By William Qualkinbush
CLEMSON — Sometimes wins and losses can get in the way of understanding the achievement of a team relative to expectations and external factors. In a what-have-you-done-for-me-lately society, long-term growth and sustainability are often shunned in favor of the quick fix.
In spite of an uncharacteristic loss prior to the Sweet 16 in the NCAA Tournament, Clemson women’s tennis coach Nancy Harris lauded her team’s resilience to overcome adversity and play its best games toward the end of the season.
“We never gave up,” she said. “That’s one of the things we preach. No matter what the odds are, you give your best, and what’s meant to be will be. But if you’re not always giving 100 percent, you put yourself in a position where you don’t have a chance to win.”
The Tigers’ season was not a failure by any measure. On the contrary, facing one of the nation’s toughest schedules, Harris’ squad amassed a 16-10 record and finished fourth in the Atlantic Coast Conference.

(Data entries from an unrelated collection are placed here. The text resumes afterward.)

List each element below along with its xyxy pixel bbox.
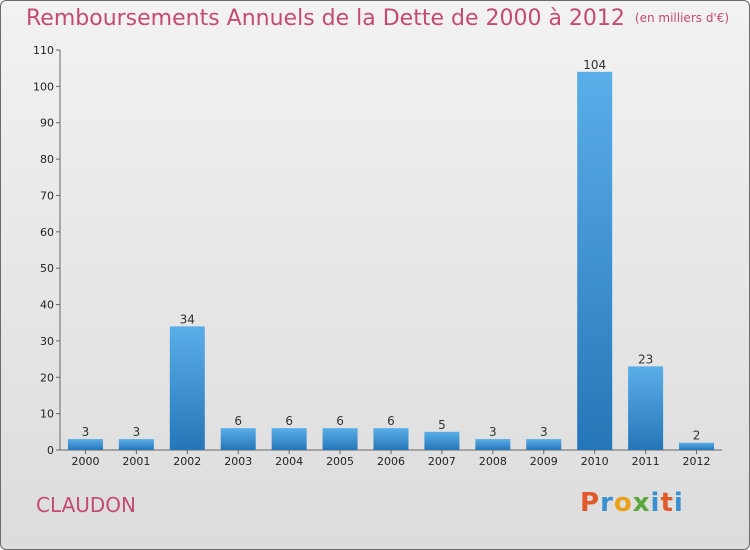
bar xyxy=(169,326,205,450)
bar-value-label: 2 xyxy=(693,429,701,443)
chart-title: Remboursements Annuels de la Dette de 20… xyxy=(26,6,729,31)
chart-title-text: Remboursements Annuels de la Dette de 20… xyxy=(26,6,625,31)
bar-value-label: 3 xyxy=(540,425,548,439)
bar xyxy=(67,439,103,450)
x-tick-label: 2007 xyxy=(428,455,456,468)
logo-letter: t xyxy=(660,488,674,518)
x-tick-label: 2000 xyxy=(71,455,99,468)
bar xyxy=(526,439,562,450)
x-tick-label: 2011 xyxy=(632,455,660,468)
bar xyxy=(628,366,664,450)
bar xyxy=(271,428,307,450)
bar-value-label: 6 xyxy=(387,414,395,428)
bar-value-label: 3 xyxy=(489,425,497,439)
bar xyxy=(475,439,511,450)
logo-letter: i xyxy=(650,488,661,518)
bar-value-label: 5 xyxy=(438,418,446,432)
proxiti-logo: Proxiti xyxy=(580,488,684,518)
bar-value-label: 3 xyxy=(82,425,90,439)
bar xyxy=(118,439,154,450)
y-tick-label: 50 xyxy=(40,262,54,275)
y-tick-label: 90 xyxy=(40,117,54,130)
bar xyxy=(373,428,409,450)
logo-letter: o xyxy=(613,488,633,518)
bar-value-label: 3 xyxy=(133,425,141,439)
logo-letter: P xyxy=(580,488,601,518)
y-tick-label: 70 xyxy=(40,189,54,202)
y-tick-label: 10 xyxy=(40,408,54,421)
unit-label: (en milliers d'€) xyxy=(634,11,730,25)
logo-letter: i xyxy=(673,488,684,518)
bar-value-label: 6 xyxy=(336,414,344,428)
commune-name: CLAUDON xyxy=(36,493,136,517)
bar-value-label: 104 xyxy=(583,58,606,72)
logo-letter: r xyxy=(600,488,614,518)
x-tick-label: 2006 xyxy=(377,455,405,468)
bar-value-label: 6 xyxy=(234,414,242,428)
x-tick-label: 2005 xyxy=(326,455,354,468)
y-tick-label: 0 xyxy=(47,444,54,457)
x-tick-label: 2003 xyxy=(224,455,252,468)
y-tick-label: 110 xyxy=(33,44,54,57)
y-tick-label: 40 xyxy=(40,299,54,312)
bar xyxy=(679,442,715,450)
bar xyxy=(424,431,460,450)
logo-letter: x xyxy=(632,488,651,518)
x-tick-label: 2004 xyxy=(275,455,303,468)
bar-value-label: 34 xyxy=(180,312,195,326)
y-tick-label: 60 xyxy=(40,226,54,239)
y-tick-label: 100 xyxy=(33,80,54,93)
x-tick-label: 2001 xyxy=(122,455,150,468)
bar-value-label: 6 xyxy=(285,414,293,428)
x-tick-label: 2008 xyxy=(479,455,507,468)
x-tick-label: 2002 xyxy=(173,455,201,468)
axes: 0 10 20 30 40 50 60 70 80 90 100 110 2000 2001 2002 200… xyxy=(33,44,722,468)
bar xyxy=(577,71,613,451)
bar xyxy=(322,428,358,450)
y-tick-label: 80 xyxy=(40,153,54,166)
x-tick-label: 2010 xyxy=(581,455,609,468)
bars-group: 3 3 34 6 6 6 6 5 3 3 104 23 2 xyxy=(67,58,715,451)
x-tick-label: 2012 xyxy=(683,455,711,468)
bar xyxy=(220,428,256,450)
x-tick-label: 2009 xyxy=(530,455,558,468)
y-tick-label: 20 xyxy=(40,371,54,384)
y-tick-label: 30 xyxy=(40,335,54,348)
bar-value-label: 23 xyxy=(638,352,653,366)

But all season long, Harris could feel there was something missing—some piece of the puzzle that kept the team from being truly elite.
“When the entire team played well at the same time, they were a top five team,” she said. “That’s how good they were when they were all connecting and playing well at the same time.
“It just seemed that they could never get a rhythm. They could never get in sync as a team. That was really my biggest challenge.”
It is difficult to achieve when there is a lack of continuity within the leadership structure of a team. Such was the case with the Clemson women’s team this season due to a rash of injuries to senior Josipa Bek, who set the all-time wins record in her final match against Georgia in the second round of the national tournament.
“That youngster never gave up,” Harris said. I just couldn’t tell you how proud I am of her. Jo has always played at Clemson with her back against the wall and been able to come up with a win.”
In Bek’s absence, fellow senior Keri Wong filled the void with a 24-12 singles record. Bek and Wong teamed up to give Clemson its first top-ranked doubles team in history this season. Harris referred to them as “two seniors we will never forget.” Senior Nelly Ciolkowski also chipped in 20 victories for the Tigers this season.
There were ample opportunities for young players to step up and take on responsibility this season, and Harris was pleased with the way her freshmen responded. Beatrice Gumulya won her final 11 matches of the season—an impressive feat for any player—and fellow freshman Romy Kolzer scored against the Bulldogs in the season’s final match.
“The freshmen, I think, were very inspiring to the rest of the team,” Harris said. “That helped our seniors and the rest of the team continue to battle through some of those difficult times.”
In addition, sophomore Klara Vyskocilova was an all-conference performer and a versatile player that filled four slots at different times this season. She and the other returners have a chance to bring about continual improvement in the women’s tennis program at Clemson, just as long as luck turns to their side next season.